MICHAEL ALEXANDER GEISLER (Germany) welcomed the increase in open and public debates and called on Council members to stop blocking certain topics, such as Myanmar, from being discussed publicly. Noting that non-Council members directly affected by the situations on the organ’s agenda have a legitimate interest in making their voices heard, he said presidencies should give those countries the chance to participate under rule 37. “Artificially limiting the number of participants, as practiced by some presidencies in the past, will seriously undermine the Council’s inclusivity and legitimacy,” he warned. During its last tenure on the Council, Germany tried to foster the participation of civil society briefers in debates. However, some briefers have faced threats after making statements to the Council, she reported, calling on States to allow civil society members to speak out openly. He also joined others in describing the veto as the “main reason why the Security Council does currently not live up to its tasks enshrined in the Charter”, recalling that its blatant abuse thwarted a resolution on Ukraine in February.

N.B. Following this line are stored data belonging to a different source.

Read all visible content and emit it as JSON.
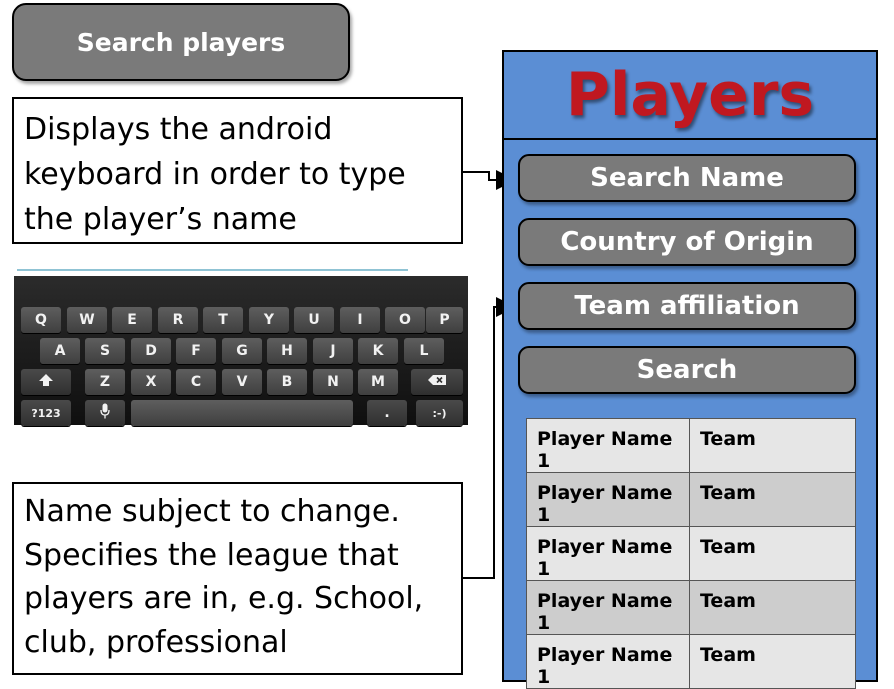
{
  "header": {
    "title": "Search players"
  },
  "callouts": {
    "keyboard": "Displays the android\nkeyboard in order to type\nthe player’s name",
    "league": "Name subject to change.\nSpecifies the  league that\nplayers are in, e.g. School,\nclub, professional"
  },
  "keyboard": {
    "row1": [
      "Q",
      "W",
      "E",
      "R",
      "T",
      "Y",
      "U",
      "I",
      "O",
      "P"
    ],
    "row2": [
      "A",
      "S",
      "D",
      "F",
      "G",
      "H",
      "J",
      "K",
      "L"
    ],
    "row3": [
      "Z",
      "X",
      "C",
      "V",
      "B",
      "N",
      "M"
    ],
    "shift_icon": "shift-arrow-icon",
    "backspace_icon": "backspace-icon",
    "symbols_label": "?123",
    "mic_icon": "microphone-icon",
    "period_label": ".",
    "smiley_label": ":-)"
  },
  "phone": {
    "title": "Players",
    "buttons": {
      "search_name": "Search Name",
      "country": "Country of Origin",
      "team": "Team affiliation",
      "search": "Search"
    },
    "results": [
      {
        "name": "Player Name 1",
        "team": "Team"
      },
      {
        "name": "Player Name 1",
        "team": "Team"
      },
      {
        "name": "Player Name 1",
        "team": "Team"
      },
      {
        "name": "Player Name 1",
        "team": "Team"
      },
      {
        "name": "Player Name 1",
        "team": "Team"
      }
    ]
  },
  "colors": {
    "panel": "#5b8ed4",
    "title_red": "#c01820",
    "button_gray": "#7a7a7a"
  }
}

TOUFIK LAID KOUDRI (Algeria) noted the Council must be flexible, which was a decisive factor in maintaining its effectiveness during the pandemic. Modern technology is the new normal, and despite challenges, the Council was able to share the continuity of its work due to the technical capacity of the Secretariat and the political will of Member States. However, gaps remain to be addressed. The virtual format must allow for the broadest possible participation. As a Council candidate for 2024-2025, his delegation has called for strengthened interaction between the Informal Working Group on Documentation and such candidates, so they enter better prepared. A comprehensive approach to understanding nature of conflicts is crucial, involving regional organizations.
AL-HARITH IDRISS AL-HARITH MOHAMED (Sudan), noting that the so-called “penholdership” is a particular source of concern, questioned the grounds under which one country becomes a penholder while another does not. “How can we ensure that the penholder does not turn into a stick holder?”, he commented. Reform on this matter is an actualization of the principle of sovereign equality of all Member States, he stressed, highlighting how “penholding” was based the past colonial relationship between the penholding State and the Member State against whom the pen was being held. That is a bizarre contradiction which runs counter to the principal objective of the Charter on decolonization. He also called for the sanctions mechanism to be reviewed to assess the potential impact of the sanctions on the target State. The States under sanctions regimes should be involved in the assessment process. Sanctions should be fine-tuned to undo the resultant suffering and claims of impacted States should be given priority in humanitarian assistance.